Halstead warned that the plans would be only a temporary fix. He pointed out that response times have increased the past two years. And only four detectives have been added even though the number of criminal cases has grown by 11,000 in two years.
"We simply need more police officers in patrol and in our investigative assignments due to the massive growth of our city, to decrease our response times, to reduce crime (proactive patrol measures), and to handle the volume increase in criminal cases sent to our investigators," he wrote.
City officials did not address Halstead's letter or his concerns during Tuesday's City Council meeting. But Jason Lamers, chief of staff for Mayor Betsy Price, applauded him Wednesday.
"In almost every city across America, we're all struggling under the budget crunch," Lamers said. "Department heads are making innovative moves to help preserve the level of public services that the citizens expect."
74 unfilled patrol jobs
The Police Department has 1,562 authorized sworn-officer positions, 718 of which are designated for patrol.
Officials say that 15 patrol positions are vacant and that 59 more are temporarily unfilled because officers are on light duty, military leave or workers' compensation.

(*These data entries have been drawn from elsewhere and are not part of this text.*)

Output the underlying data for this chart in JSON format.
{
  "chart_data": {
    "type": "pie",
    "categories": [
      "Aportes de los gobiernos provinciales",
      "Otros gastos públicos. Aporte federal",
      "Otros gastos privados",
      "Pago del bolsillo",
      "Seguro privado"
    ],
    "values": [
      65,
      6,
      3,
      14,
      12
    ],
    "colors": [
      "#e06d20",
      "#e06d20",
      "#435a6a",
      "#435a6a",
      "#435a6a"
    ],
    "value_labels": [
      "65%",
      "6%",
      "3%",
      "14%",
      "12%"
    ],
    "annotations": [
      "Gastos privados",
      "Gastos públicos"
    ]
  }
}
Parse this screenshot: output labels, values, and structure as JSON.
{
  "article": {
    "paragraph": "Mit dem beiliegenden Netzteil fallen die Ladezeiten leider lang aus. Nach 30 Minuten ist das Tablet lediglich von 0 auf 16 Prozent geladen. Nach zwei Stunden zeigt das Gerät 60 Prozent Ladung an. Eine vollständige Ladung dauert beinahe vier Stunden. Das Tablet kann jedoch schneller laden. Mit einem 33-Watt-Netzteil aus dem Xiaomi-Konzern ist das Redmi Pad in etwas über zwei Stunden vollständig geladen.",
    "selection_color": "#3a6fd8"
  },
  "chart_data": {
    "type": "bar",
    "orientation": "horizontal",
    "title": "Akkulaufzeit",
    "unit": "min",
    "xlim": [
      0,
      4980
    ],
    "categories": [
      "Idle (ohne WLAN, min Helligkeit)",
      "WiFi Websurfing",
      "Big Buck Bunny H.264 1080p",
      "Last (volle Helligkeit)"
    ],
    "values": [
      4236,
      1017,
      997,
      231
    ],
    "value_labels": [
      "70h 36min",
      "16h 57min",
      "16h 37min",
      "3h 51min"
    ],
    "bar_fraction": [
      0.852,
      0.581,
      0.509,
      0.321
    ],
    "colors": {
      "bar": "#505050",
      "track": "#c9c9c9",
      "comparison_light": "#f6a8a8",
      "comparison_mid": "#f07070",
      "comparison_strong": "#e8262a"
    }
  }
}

"Coupled with the increase in criminal cases and increase in response times, those are the three factors resulting in us looking at creative initiatives to supplement our patrol staffing," Maj. Paul Henderson said.
While school security initiative officers will return to their schools in the fall, Henderson said, the other two initiatives will run from June 1 through the end of the year, when they will be reassessed.
Stephen Hall, president of the Fort Worth Police Officers Association, called Halstead's plans just a "Band-Aid fix." He said to address the real problem, the city needs to authorize the hiring of new officers.
"We're not trying to bash the chief," Hall said. "The city is taking the stance that they can cut budgets, cut budgets, cut budgets. Eventually, we run out of resources. We're rapidly approaching that nexus."
Since 2010, the Police Department's budget has been cut by $20 million.
Response times rise
Fort Worth grew by 9,360 residents from 2011 to 2012, according to figures released last month by the North Central Texas Council of Governments. The growth was higher than in any other city in the 16-county region.
According to a department patrol analysis, the average response times to priority one calls increased from six minutes, five seconds in July 2010 to six minutes, 26 seconds by July 2011. In the fourth quarter last year, that figure was six minutes, 52 seconds, according to the analysis.
"We are short-handed, and the citizens are getting the short end of the stick," Hall said.
Crimes against persons in Fort Worth increased 4.1 percent from 2010 to 2011 while property crimes fell 2.3 percent, according to the National Incident-Based Reporting System.
Halstead did not say in his letter how many new officers and detectives he believes are needed. Henderson said the department is analyzing staffing using a recognized patrol allocation model.
In 2001, most officers up to the rank of captain were mandated to work a week of patrol.